Bloqué dans un pays étranger…

Fauché, il a été contraint de rester malgré tout en Algérie en travaillant pour réunir les fonds nécessaires à son retour au bercail. ‘’Je voulais partir en Europe. Mais quand je suis arrivé à Alger, vu que je n’avais plus d’argent, j’ai renoncé au projet. Sinon, quand on arrive là-bas, la seule intention, c’est de continuer. Suite à la pression des parents, j’ai décidé de revenir en Guinée. En plus, j’avais une femme qui m’attendait’’.

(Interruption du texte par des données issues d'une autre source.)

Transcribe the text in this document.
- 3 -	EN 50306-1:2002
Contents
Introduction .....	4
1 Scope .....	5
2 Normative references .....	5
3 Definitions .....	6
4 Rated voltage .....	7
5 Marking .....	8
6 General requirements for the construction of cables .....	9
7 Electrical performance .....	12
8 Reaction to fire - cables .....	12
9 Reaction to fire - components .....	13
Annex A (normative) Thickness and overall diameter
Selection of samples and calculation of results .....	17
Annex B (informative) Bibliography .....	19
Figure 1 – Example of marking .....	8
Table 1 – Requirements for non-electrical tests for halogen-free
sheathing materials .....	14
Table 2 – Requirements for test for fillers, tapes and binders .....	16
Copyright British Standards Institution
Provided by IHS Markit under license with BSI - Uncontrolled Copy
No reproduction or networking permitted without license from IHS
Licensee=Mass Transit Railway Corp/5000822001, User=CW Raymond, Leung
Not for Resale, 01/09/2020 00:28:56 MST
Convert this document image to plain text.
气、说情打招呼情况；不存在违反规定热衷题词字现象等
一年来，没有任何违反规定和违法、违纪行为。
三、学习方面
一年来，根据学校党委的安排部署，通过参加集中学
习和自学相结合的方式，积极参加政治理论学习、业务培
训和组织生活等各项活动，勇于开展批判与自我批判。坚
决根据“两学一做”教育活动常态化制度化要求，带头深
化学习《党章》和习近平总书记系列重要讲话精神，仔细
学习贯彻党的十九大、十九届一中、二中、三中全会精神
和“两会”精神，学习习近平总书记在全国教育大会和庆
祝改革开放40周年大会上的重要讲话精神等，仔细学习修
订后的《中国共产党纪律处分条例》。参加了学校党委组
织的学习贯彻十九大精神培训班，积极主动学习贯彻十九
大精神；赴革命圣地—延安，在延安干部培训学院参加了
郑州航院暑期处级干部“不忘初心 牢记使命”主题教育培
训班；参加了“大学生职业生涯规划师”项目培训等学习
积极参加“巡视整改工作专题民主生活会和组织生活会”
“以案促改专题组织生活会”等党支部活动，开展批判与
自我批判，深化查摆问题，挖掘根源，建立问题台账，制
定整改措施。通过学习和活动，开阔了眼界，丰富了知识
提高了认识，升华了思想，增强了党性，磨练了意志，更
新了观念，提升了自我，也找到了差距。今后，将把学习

Il se lance dans Alger, fait-il savoir, ‘’j’avais commencé à faire du masticage et de la peinture. C’est ce que je fais  jusqu’à présent. C’est là-bas que j’ai appris ce métier. Lorsque je quittais Alger, c’est mon patron qui m’a accompagné jusqu’à la gare. Il m’a dit de ne pas durer, de repartir parce qu’il a d’autres chantiers. C’est moi qui était le chef des apprentis’’.

Vie d’un retourné…

Après 4 ans d’ aventure, Diouldé vit désormais à Conakry. Pour subvenir aux besoins de sa famille, il continue d’exercer son métier de mastiqueur. A la question de savoir s’il compte repartir à la recherche de l’eldorado européen, il répond : ‘’C’est à Dieu de décider. On ne peut pas prédire le destin’’.